While the search area is being extended, Malaysian authorities confirm that Rolls Royce has denied that there was data transmitted from the engine after it went off-radar
SEPANG: Rolls Royce, the engine manufacturer of the ill-fated MH370, has denied reports that the jetliner was sending engine data for some five hours after it lost contact with the main control tower last Saturday morning.
In making this public, Defence-cum-Acting Transport Minister Hishammuddin Hussein said Malaysian authorities have checked with Rolls Royce, and the engine maker of the Boeing 777-200ER jet has categorically denied the reports which had quoted unnamed sources.
Over the last two days, unnamed US officials have repeatedly said that engine data from MH370 was beamed back to Rolls Royce after 1.30am on Saturday when the plane carrying 239 passengers and crew went missing on its flight from the Kuala Lumpur International Airport to Beijing, China.
While the plane was last spotted over the South China Sea, Malaysian military radar picked up a civilian aircraft and hour after its disappearance some 200km north of Penang, heading towards the Andaman Sea.
Some 57 ships and 48 aircraft from 13 nations are now looking for the jetliner not only at the South China Sea but also the Straits of Malacca, the Andaman Sea and the Indian Ocean.
The scope of the search was widened as Malaysian authorities did not want to leave any stones unturned in its search for MH370.
“Yesterday, we rejected a media report in which unnamed officials said that engine data showed the plane had kept flying for hours after last contact. We checked with Boeing and Rolls Royce, who said the reports were not true.
“Today Rolls Royce released a statement saying, and I quote: Rolls Royce continues to provide its full support to the authorities and Malaysia Airlines. Rolls Royce concurs with the statement made on Thursday, March 13, by Malaysia’s Transport Minister regarding engine health monitoring data received from the aircraft’.
“There has been a lot of media speculation today after comments from unnamed US officials suggested the plane may have travelled for some time after losing contact.
“As is standard procedure, the investigation team will not publicly release information until it has been properly verified and corroborated with the relevant authorities. Nor do we want to be drawn into specific remarks that unnamed officials have reportedly made to the media,” Hishammuddin said in his daily press conference at the Sama-Sama hotel here today.

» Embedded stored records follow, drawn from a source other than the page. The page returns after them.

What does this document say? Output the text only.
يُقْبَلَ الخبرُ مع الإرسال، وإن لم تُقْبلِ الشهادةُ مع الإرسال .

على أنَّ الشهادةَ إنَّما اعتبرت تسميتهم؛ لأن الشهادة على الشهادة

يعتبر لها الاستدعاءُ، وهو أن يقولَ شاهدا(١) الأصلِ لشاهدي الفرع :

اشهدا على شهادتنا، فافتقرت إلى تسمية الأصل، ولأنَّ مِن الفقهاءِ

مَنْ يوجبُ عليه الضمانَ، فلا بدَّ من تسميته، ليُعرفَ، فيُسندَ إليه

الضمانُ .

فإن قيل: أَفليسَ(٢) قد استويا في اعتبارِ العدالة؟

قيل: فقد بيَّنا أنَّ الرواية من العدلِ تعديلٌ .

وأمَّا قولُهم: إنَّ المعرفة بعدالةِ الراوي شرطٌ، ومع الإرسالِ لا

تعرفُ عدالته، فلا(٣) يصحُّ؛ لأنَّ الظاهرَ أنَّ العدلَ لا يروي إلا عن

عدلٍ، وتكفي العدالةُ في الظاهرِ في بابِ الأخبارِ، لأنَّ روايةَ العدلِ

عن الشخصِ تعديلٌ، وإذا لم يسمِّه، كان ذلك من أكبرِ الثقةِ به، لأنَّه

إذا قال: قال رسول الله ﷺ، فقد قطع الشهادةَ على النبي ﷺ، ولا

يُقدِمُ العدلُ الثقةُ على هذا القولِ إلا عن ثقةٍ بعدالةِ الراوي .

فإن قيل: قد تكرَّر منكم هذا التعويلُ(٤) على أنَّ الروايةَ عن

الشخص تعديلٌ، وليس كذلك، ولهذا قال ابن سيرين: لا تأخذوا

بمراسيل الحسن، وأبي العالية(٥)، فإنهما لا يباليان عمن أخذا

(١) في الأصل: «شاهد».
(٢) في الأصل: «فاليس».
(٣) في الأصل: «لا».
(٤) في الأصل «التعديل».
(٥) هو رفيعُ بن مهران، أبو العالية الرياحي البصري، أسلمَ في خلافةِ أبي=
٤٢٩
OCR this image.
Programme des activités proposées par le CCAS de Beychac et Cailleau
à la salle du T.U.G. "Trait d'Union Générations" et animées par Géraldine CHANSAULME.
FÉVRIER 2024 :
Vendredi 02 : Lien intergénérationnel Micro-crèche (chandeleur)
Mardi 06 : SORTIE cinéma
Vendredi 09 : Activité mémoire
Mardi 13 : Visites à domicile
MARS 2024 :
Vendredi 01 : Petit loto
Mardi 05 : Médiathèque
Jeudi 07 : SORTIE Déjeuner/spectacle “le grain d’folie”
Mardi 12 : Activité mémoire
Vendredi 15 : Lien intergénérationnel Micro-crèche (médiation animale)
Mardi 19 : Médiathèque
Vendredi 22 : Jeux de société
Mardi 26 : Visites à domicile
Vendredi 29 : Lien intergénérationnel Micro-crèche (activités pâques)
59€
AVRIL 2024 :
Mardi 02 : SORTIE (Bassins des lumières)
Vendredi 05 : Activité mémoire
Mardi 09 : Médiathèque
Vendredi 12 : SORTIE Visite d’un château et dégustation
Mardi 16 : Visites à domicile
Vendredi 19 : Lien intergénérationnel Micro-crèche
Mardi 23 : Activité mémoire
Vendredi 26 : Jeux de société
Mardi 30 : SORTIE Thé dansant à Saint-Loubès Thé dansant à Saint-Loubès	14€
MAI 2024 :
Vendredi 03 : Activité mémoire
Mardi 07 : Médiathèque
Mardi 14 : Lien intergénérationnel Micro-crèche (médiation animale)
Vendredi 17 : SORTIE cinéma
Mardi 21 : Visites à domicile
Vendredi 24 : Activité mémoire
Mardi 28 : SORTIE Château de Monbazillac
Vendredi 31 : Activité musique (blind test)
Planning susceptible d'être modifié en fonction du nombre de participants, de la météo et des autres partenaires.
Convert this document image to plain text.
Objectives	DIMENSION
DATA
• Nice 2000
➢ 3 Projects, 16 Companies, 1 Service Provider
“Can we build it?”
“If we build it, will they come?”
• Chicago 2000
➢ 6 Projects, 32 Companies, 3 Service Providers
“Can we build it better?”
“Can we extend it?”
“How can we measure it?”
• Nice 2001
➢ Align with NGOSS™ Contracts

He said the international search and rescue teams are currently working on verifying that detailed information, “but we have nothing to confirm at the moment”.
He said while the aircraft is still missing, the authorities are expanding the search area.
“Two days ago, the search area was widened to include the Andaman Sea. Together with our international partners, we are now pushing further east into the South China Sea, and further into the Indian Ocean.
“We want nothing more than to find the plane as quickly as possible. But the circumstances have forced us to widen our search. A normal investigation becomes narrower with time, as new information focuses the search. But this is not a normal investigation. In this case, the information we have forces us to look further and further afield,” said the minister.
He said the investigation team was following all leads that could help locate the missing aircraft and when new information is received, it must be verified.
“We have daily technical meetings with all the key players. We have followed the protocols set out by the International Civil Aviation Authority. We have been in regular contact with our neighbouring countries. And we have welcomed all international offers of assistance. We are committed to one aim: finding MH370,” he stressed.
On the plane’s turn back, he said though the military radar spotted a civilian aircraft an hour after it lost communication with the air traffic control, it has yet to be confirmed that the spotted aircraft was indeed MH370.
“This is why we expanded the search. We are also getting satellite material from others. We are still investigating. A team from Boeing and Rolls Royce are also studying the satellite information. So far we can’t reveal anything until we confirm,” he added.
Asked on who should spearhead the whole operation, Hishammuddin said Malaysia as the state of register of the aircraft is required to undertake the task.
Under the International Civil Aviation Organisation protocol, the state of register of the aircraft must undertake the task of locating the missing plane.
The minister also did not rule out hijacking as “all possibilities are being looked at.”
“The focus now is finding the aircraft. We also did not receive any satellite data from the plane and we are trying to get whatever satellite data provided by the US.
“We normally do not share satellite information but in this case we have made it an exception and hope we can come to a conclusion on the location of the aircraft,” he added.
The minister also reiterated that investigators are unsure if the plane’s transponders were turned off intentionally, turned off under duress or failed as result of an explosion.